I have been enjoying Tim Harford's 'Adapt (Why Success Always Starts with Failure)'. Some interesting lessons here in terms of the decentralisation debate.
Harford argues that trail and error is an effective tool for solving problems. As the world gets more complicated, it appears that a bottom-up trial and error approach may work better than the old top-down hierarchies. For those interested in pushing decentralisation in government, this will sound familiar. Indeed, the fact that decentralisation allows for experimentation is one of the big pluses highlighted by advocates of moving power away from Whitehall. Those converted to this argument will enjoy the examples, from the military and the private sector, that Harford uses in his book.
A note of caution, however. Harford argues that experimentation is only part of the solution. Organisations need to be prepared to fail, to identify failure and to respond to such failure by changing course. These are things that do not come easily to government (of course, they don't come easily to business either). In some quarters David Cameron's willingness to change his mind is already opening him to criticism (and even ridicule). Personal experience suggests that both politicians and policy makers tend to start with the working assumption that their policies are working. Contrasts the randomistas that Harford describes conducting socio-economic experiments in developing countries who justify random assignment by assuming that their intervention will have no effect. These different outlooks often make policy makers averse to proper open evaluation of their policies. Harford explains this aversion by appealing to several 'nudge type' explanations of why we struggle to learn from mistakes. Policy evaluation might not matter so much if there were other effective feedback loops in place. But the type of group incentive mechanisms that Harford describes in his book may be difficult to implement in the public sector (where outcomes may be harder to evaluate and assign to specific groups) than in the private sector. Local democracy may, unfortunately, prove a rather weak feedback mechanism (especially when strong vested interests are involved). All this suggests that the coalition government needs to give as much thought to the problem of the feedback on, and adaption to, failure as it is currently giving to the promotion of experimentation.
A few further thoughts.
For those of us that struggle with many aspects of the planning system the book highlights the key problems for those who create visionary top-down plans (rather than the kind that adapt e.g., to market signals). It also provides a great example, the 'Merton rule', which explains why some of us worry about the unintended consequences of the government's decision to go for Zero-Carbon homes (you'll have to read the book).

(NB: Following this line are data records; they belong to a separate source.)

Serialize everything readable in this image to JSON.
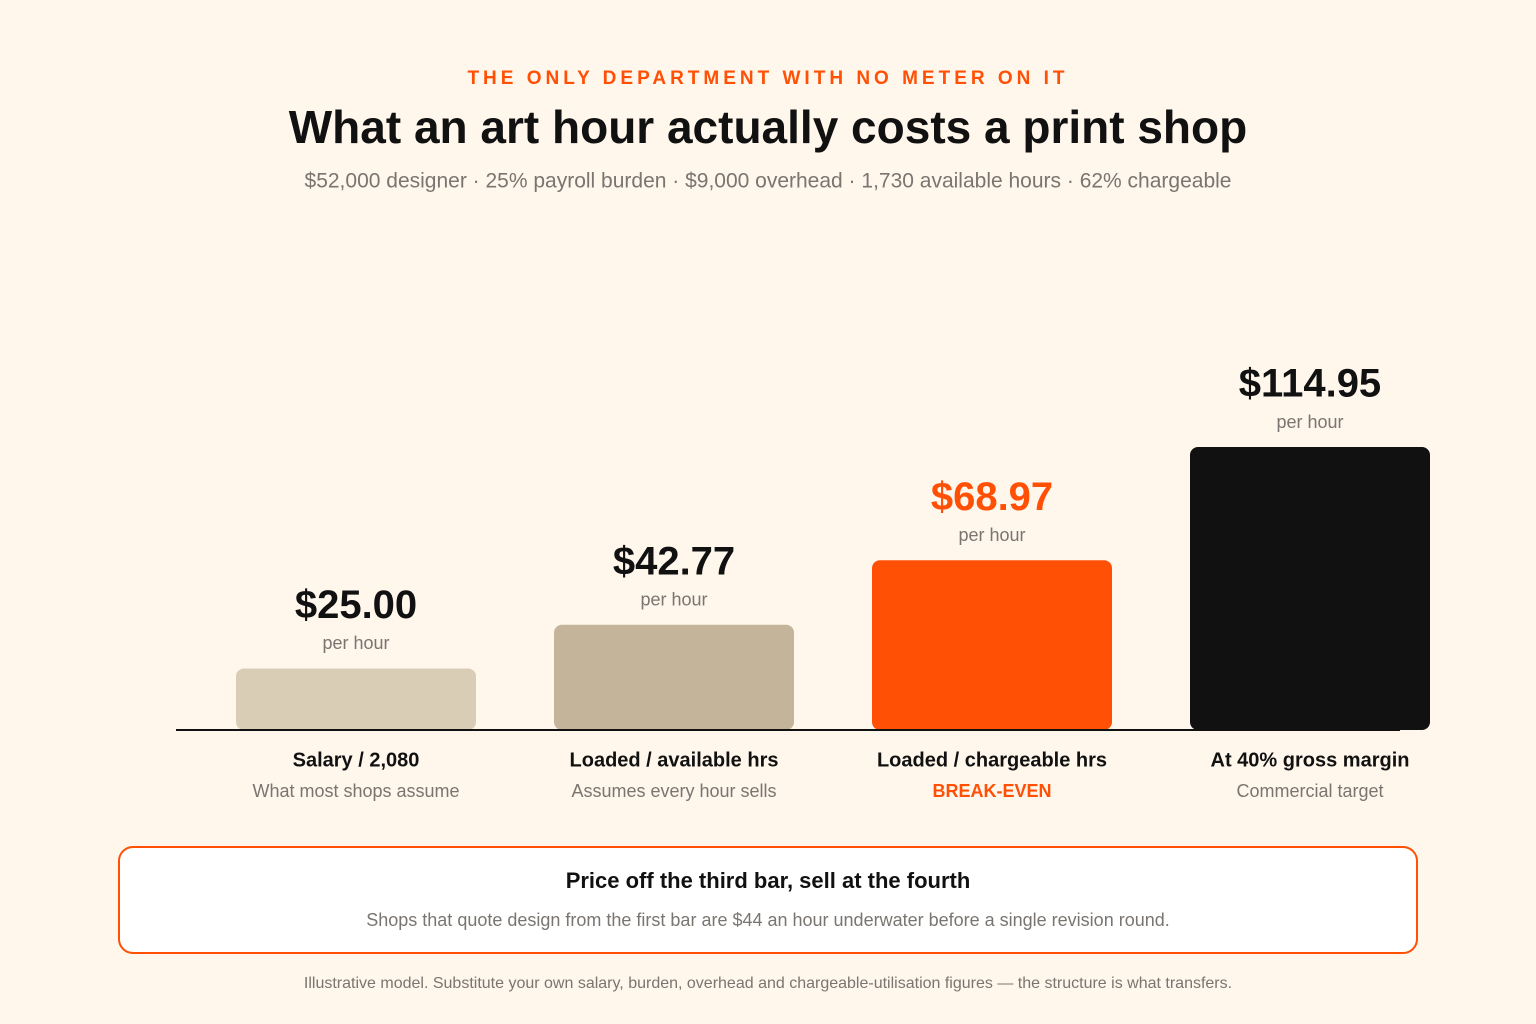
{
  "chart_data": {
    "type": "bar",
    "kicker": "THE ONLY DEPARTMENT WITH NO METER ON IT",
    "title": "What an art hour actually costs a print shop",
    "subtitle": "$52,000 designer · 25% payroll burden · $9,000 overhead · 1,730 available hours · 62% chargeable",
    "categories": [
      "Salary / 2,080",
      "Loaded / available hrs",
      "Loaded / chargeable hrs",
      "At 40% gross margin"
    ],
    "descriptions": [
      "What most shops assume",
      "Assumes every hour sells",
      "BREAK-EVEN",
      "Commercial target"
    ],
    "description_colors": [
      "#7a7570",
      "#7a7570",
      "#ff5005",
      "#7a7570"
    ],
    "values": [
      25.0,
      42.77,
      68.97,
      114.95
    ],
    "value_labels": [
      "$25.00",
      "$42.77",
      "$68.97",
      "$114.95"
    ],
    "value_label_colors": [
      "#111111",
      "#111111",
      "#ff5005",
      "#111111"
    ],
    "unit_label": "per hour",
    "colors": [
      "#d9cdb6",
      "#c4b59a",
      "#ff5005",
      "#111111"
    ]
  },
  "callout": {
    "title": "Price off the third bar, sell at the fourth",
    "text": "Shops that quote design from the first bar are $44 an hour underwater before a single revision round."
  },
  "footnote": "Illustrative model. Substitute your own salary, burden, overhead and chargeable-utilisation figures — the structure is what transfers."
}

In the chapter on development, Harford considers the problems that occur when trail and error isn't enough. What if we need some kind of big push coordinating lots of changes at once? The problem is well recognised in the development literature and Harford goes for experimenting with Paul Romer's solution - 'charter cities'. I am a lot more wary - and would draw the parallel with Enterprise Zones. In short, you need to worry a lot about displacement (in the short to medium run) and whether any changes then spill over to changes elsewhere in the longer run. In the spirit of Harford's book - this is an experiment that may be worth trying - but surely on a small scale first.

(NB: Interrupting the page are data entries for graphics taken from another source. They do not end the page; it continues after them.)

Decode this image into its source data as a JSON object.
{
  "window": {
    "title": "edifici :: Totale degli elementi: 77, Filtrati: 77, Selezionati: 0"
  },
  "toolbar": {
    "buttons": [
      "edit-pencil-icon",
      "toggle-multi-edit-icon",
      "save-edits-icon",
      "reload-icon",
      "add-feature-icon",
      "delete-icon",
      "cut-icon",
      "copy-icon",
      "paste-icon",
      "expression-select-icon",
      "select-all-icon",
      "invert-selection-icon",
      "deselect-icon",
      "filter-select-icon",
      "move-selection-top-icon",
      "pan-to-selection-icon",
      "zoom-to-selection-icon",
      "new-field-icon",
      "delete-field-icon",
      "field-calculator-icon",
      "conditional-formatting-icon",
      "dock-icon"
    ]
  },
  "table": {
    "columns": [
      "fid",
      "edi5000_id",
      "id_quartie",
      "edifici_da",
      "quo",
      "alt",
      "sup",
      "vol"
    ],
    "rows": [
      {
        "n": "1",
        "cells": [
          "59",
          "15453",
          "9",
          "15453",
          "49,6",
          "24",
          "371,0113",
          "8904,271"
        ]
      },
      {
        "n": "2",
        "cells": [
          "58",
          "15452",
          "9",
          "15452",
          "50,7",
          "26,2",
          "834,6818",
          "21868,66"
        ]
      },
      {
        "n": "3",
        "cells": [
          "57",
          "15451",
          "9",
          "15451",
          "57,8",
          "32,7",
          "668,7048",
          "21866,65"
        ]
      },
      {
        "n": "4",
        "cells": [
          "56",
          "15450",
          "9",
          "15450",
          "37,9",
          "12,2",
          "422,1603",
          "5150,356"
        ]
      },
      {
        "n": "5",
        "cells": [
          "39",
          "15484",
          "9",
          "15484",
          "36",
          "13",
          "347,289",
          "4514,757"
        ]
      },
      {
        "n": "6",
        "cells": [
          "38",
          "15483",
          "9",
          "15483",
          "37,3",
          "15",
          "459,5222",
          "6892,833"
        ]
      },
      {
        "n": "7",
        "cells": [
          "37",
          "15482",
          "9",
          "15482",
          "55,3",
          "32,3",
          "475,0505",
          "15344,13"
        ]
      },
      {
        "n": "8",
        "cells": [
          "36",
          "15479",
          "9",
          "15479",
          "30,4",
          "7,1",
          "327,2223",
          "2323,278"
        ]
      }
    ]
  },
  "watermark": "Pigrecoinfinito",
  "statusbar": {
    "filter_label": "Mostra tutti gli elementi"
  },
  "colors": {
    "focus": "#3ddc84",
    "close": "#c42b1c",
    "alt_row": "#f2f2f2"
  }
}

There are some other specific issues on which I am not so convinced, but let me finish with a more general one. Specifically, I struggle with the leap from 'trial and error is important' to the conclusion that 'we should use evolutionary approaches to model economies'. Harford explains that evolutionary modelling is better at describing certain aspects of firm behaviour (e.g. the life cycle of firms). That may be true, but that doesn't necessarily advocate shifting whole-scale to evolutionary type modelling because these models often can not replicate aspects of firm behaviour that may be equally, or more important, for our understanding. (To be fair, I am not sure whether Harford is advocating this - but at a couple of points he certainly appears to come close to it). I am reminded of the debate in urban economics about zipfs law. This is the idea that the second largest city is often half the size of the largest, the third largest city a third the size of the largest etc. For a while, it was fashionable in economics to try to build models of city systems that replicated this particular pattern. But, as pointed out by Gilles Duranton in a paper in the American Economic Review, these models failed to replicate other aspects of the behaviour of cities (for example the tendency of some cities to specialise) that had far stronger empirical support. Duranton argues, and I agree, that is far better to have models that match these facts and only approximate zipfs law. I think the same critique could be applied of the evolutionary approach to clusters, which is popular right now with some economic geographers. These evolutionary models can replicate some of the complex network of interactions between firms that we might see in real life, but at a cost that they lose focus on basic insights about the costs and benefits of clusters. Again, in keeping with the spirit of Harford's book, I am happy to let a thousand flowers bloom - but I still think that many of those flowers need to be of the non-evolutionary type.
Regardless, much food for thought (and perhaps a useful addition to Ed Milliband's summer reading).